Как и историю своего рождения, всё об их мире и о том, что страшного и завораживающего в нём есть, Кёко узнала от Ёримасы. Ей было три, когда её посвятили в ремесло их рода и объяснили, почему у них на пороге иногда стоят понурые незнакомцы в траурных одеждах, увешанные защитными амулетами, хотя, заросшая дремучими ивами, что прекрасно отгоняли от дома любое зло, земля Хакуро сама по себе являлась защитой. А уж на чайной террасе, под ветвями вечно цветущей ивы хакуро, бояться было нечего и подавно. Покрытая бархатными розовыми лепестками, она, вопреки законам природы, вымахала в три-четыре раза выше дома.

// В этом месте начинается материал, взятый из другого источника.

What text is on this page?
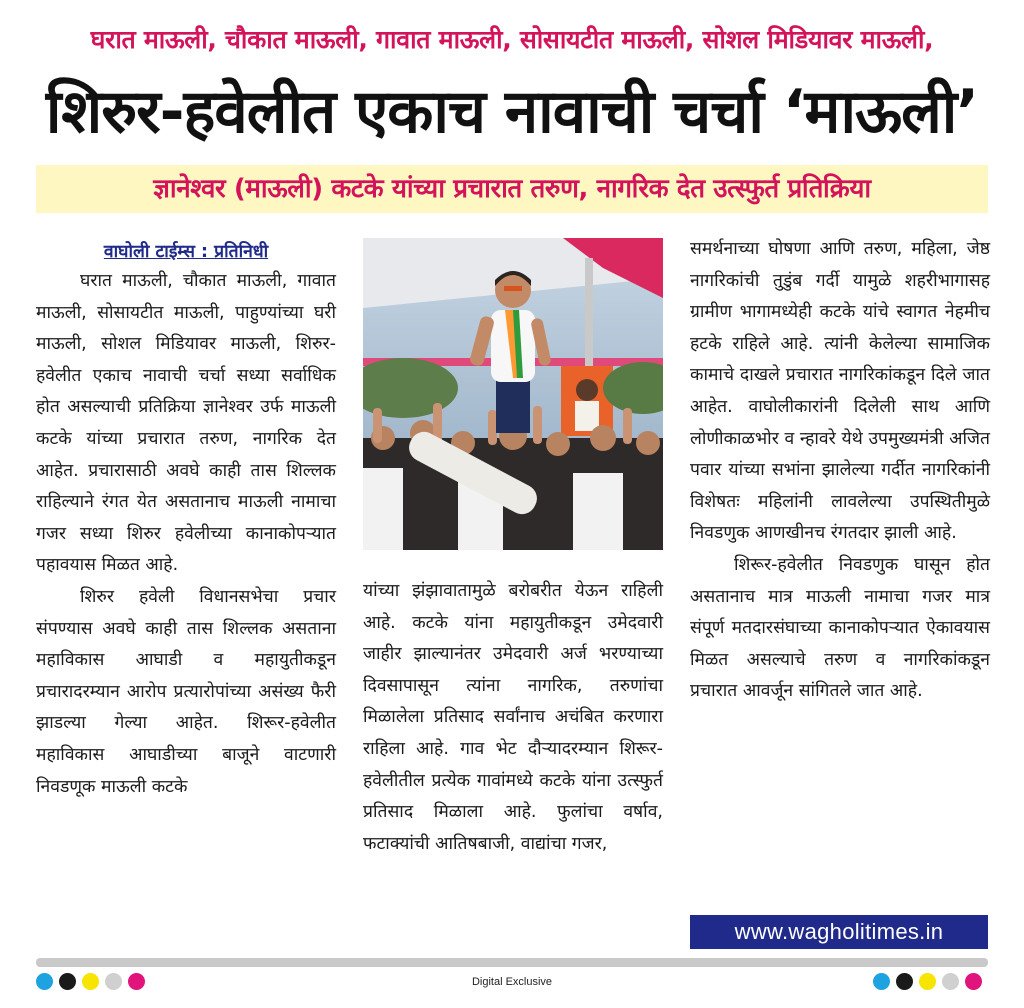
घरात माऊली, चौकात माऊली, गावात माऊली, सोसायटीत माऊली, सोशल मिडियावर माऊली,
शिरुर-हवेलीत एकाच नावाची चर्चा ‘माऊली’
ज्ञानेश्वर (माऊली) कटके यांच्या प्रचारात तरुण, नागरिक देत उत्स्फुर्त प्रतिक्रिया
वाघोली टाईम्स : प्रतिनिधी

घरात माऊली, चौकात माऊली, गावात माऊली, सोसायटीत माऊली, पाहुण्यांच्या घरी माऊली, सोशल मिडियावर माऊली, शिरुर-हवेलीत एकाच नावाची चर्चा सध्या सर्वाधिक होत असल्याची प्रतिक्रिया ज्ञानेश्वर उर्फ माऊली कटके यांच्या प्रचारात तरुण, नागरिक देत आहेत. प्रचारासाठी अवघे काही तास शिल्लक राहिल्याने रंगत येत असतानाच माऊली नामाचा गजर सध्या शिरुर हवेलीच्या कानाकोपऱ्यात पहावयास मिळत आहे.

शिरुर हवेली विधानसभेचा प्रचार संपण्यास अवघे काही तास शिल्लक असताना महाविकास आघाडी व महायुतीकडून प्रचारादरम्यान आरोप प्रत्यारोपांच्या असंख्य फैरी झाडल्या गेल्या आहेत. शिरूर-हवेलीत महाविकास आघाडीच्या बाजूने वाटणारी निवडणूक माऊली कटके

यांच्या झंझावातामुळे बरोबरीत येऊन राहिली आहे. कटके यांना महायुतीकडून उमेदवारी जाहीर झाल्यानंतर उमेदवारी अर्ज भरण्याच्या दिवसापासून त्यांना नागरिक, तरुणांचा मिळालेला प्रतिसाद सर्वांनाच अचंबित करणारा राहिला आहे. गाव भेट दौऱ्यादरम्यान शिरूर-हवेलीतील प्रत्येक गावांमध्ये कटके यांना उत्स्फुर्त प्रतिसाद मिळाला आहे. फुलांचा वर्षाव, फटाक्यांची आतिषबाजी, वाद्यांचा गजर,

समर्थनाच्या घोषणा आणि तरुण, महिला, जेष्ठ नागरिकांची तुडुंब गर्दी यामुळे शहरीभागासह ग्रामीण भागामध्येही कटके यांचे स्वागत नेहमीच हटके राहिले आहे. त्यांनी केलेल्या सामाजिक कामाचे दाखले प्रचारात नागरिकांकडून दिले जात आहेत. वाघोलीकारांनी दिलेली साथ आणि लोणीकाळभोर व न्हावरे येथे उपमुख्यमंत्री अजित पवार यांच्या सभांना झालेल्या गर्दीत नागरिकांनी विशेषतः महिलांनी लावलेल्या उपस्थितीमुळे निवडणुक आणखीनच रंगतदार झाली आहे.

शिरूर-हवेलीत निवडणुक घासून होत असतानाच मात्र माऊली नामाचा गजर मात्र संपूर्ण मतदारसंघाच्या कानाकोपऱ्यात ऐकावयास मिळत असल्याचे तरुण व नागरिकांकडून प्रचारात आवर्जून सांगितले जात आहे.

www.wagholitimes.in
Digital Exclusive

Именно там дедушка Кёко, Ёримаса Хакуро, и принимал тех, кого на людях называл «заказчиками», а в узком семейном кругу – «жертвами». Иногда Кёко составляла ему компанию, садилась на специальную плоскую подушечку-дзабутон после того, как приносила гостям пиалы с сенча, и тоже слушала, что же у них стряслось. Кто умер и отказывался упокоиться вопреки святым заветам на этот раз.
– Поверить не могу, что мой муж хочет забрать нас всех с собой в могилу! – рыдала вдова, и пиала в её пальцах дрожала сильнее, чем сами пальцы, отчего ненароком можно было заподозрить и притворство. И всё же не столь было оскорбительным лицемерие, сколько то, что она проливала на своё хомонги[6] один из самых дорогих сортов чая, который только можно подать гостям. – Он ведь при жизни и мухи не обидел! Был таким покладистым, совсем не упрямцем, даже не гордецом – при его-то достатке… Как же извращает людские души смерть!
– Это делает, госпожа, не смерть, – отвечал ей Ёримаса, оставляя пометки кистью на деревянной дощечке. Кёко, подпрыгивая на своём дзабутоне, смогла рассмотреть и прочесть из-за его плеча лишь иероглифы «жадность» и «жена». – Это с ними делает несчастная жизнь, которую они прожили, не найдя в себе смелости превратить её в счастливую.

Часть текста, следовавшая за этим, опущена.